Heqet’s smile rivaled her scintillating micro-studs. “Would I say no?”
Daoren leaned forward. His lips found hers.
An irresistible sensation flushed his body, overpowering the mental aura that had for so long held sway. It wasn’t anxiety. It wasn’t irritation. It wasn’t rage. For the first time in his life, he felt at peace. He’d have gladly stretched the feeling—and the kiss—for eternity. But like the first kiss they’d shared in the Center, this one was interrupted by a Jiren.
Hyro coughed. “Pardon the intrusion, but will the union ceremony take place before or after you’re sworn in as Unum?”
Daoren ignored her question, otherwise engaged.
20
A New Order
“I DO,” DAOREN said, perched in a high-backed chair fashioned from cold-rolled—and decidedly uncomfortable—crystal.
The words echoed through the palace’s Hall of Mirrors. They wafted over hundreds of seated members of the Cognos Populi . . . and two-dozen special denizens who’d been invited at his insistence. The words marked the final declarative statement in the succession ceremony. With no more than two syllables, he transformed himself from non-denizen to Unum, a week after culling the old ruler of Daqin Guojin. The week was unlike any he’d ever experienced.
It had taken less than a day for datakeepers at the Librarium to confirm that he’d written the perfect S.A.T. in May and had in fact attained the rights of Unum Potentate. It had taken six days for the Cognos Populi’s succession committee to agree on a location for the ceremony. The delay in that decision could be traced to his own actions.
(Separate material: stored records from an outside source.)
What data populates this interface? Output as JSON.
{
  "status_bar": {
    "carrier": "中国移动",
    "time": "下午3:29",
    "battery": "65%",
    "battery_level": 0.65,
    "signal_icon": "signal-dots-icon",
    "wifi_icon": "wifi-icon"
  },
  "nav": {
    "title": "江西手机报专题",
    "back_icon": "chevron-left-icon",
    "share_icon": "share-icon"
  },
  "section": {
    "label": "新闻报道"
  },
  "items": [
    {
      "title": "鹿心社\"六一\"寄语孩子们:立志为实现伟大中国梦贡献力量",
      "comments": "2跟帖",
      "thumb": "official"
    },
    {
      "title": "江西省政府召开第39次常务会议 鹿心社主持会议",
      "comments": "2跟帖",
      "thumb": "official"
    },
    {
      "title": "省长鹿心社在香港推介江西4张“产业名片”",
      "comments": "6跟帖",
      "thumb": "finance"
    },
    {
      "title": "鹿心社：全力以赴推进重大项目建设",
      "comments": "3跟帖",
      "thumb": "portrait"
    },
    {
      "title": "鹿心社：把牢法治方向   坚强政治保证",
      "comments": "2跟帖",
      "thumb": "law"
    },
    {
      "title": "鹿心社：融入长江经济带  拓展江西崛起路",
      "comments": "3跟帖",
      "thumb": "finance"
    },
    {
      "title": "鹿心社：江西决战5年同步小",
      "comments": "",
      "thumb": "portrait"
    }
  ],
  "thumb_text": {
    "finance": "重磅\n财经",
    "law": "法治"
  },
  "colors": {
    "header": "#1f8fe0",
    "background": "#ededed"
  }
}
Damage to the Assembly—the usual venue—was still being assessed after its kinetic encounter with the geology aerostat. Structural engineers hadn’t yet declared it safe for occupation. The committee had deemed the Hall of Mirrors the only suitable alternative. It possessed the required opulence and enough floorspace to accommodate the august members in attendance.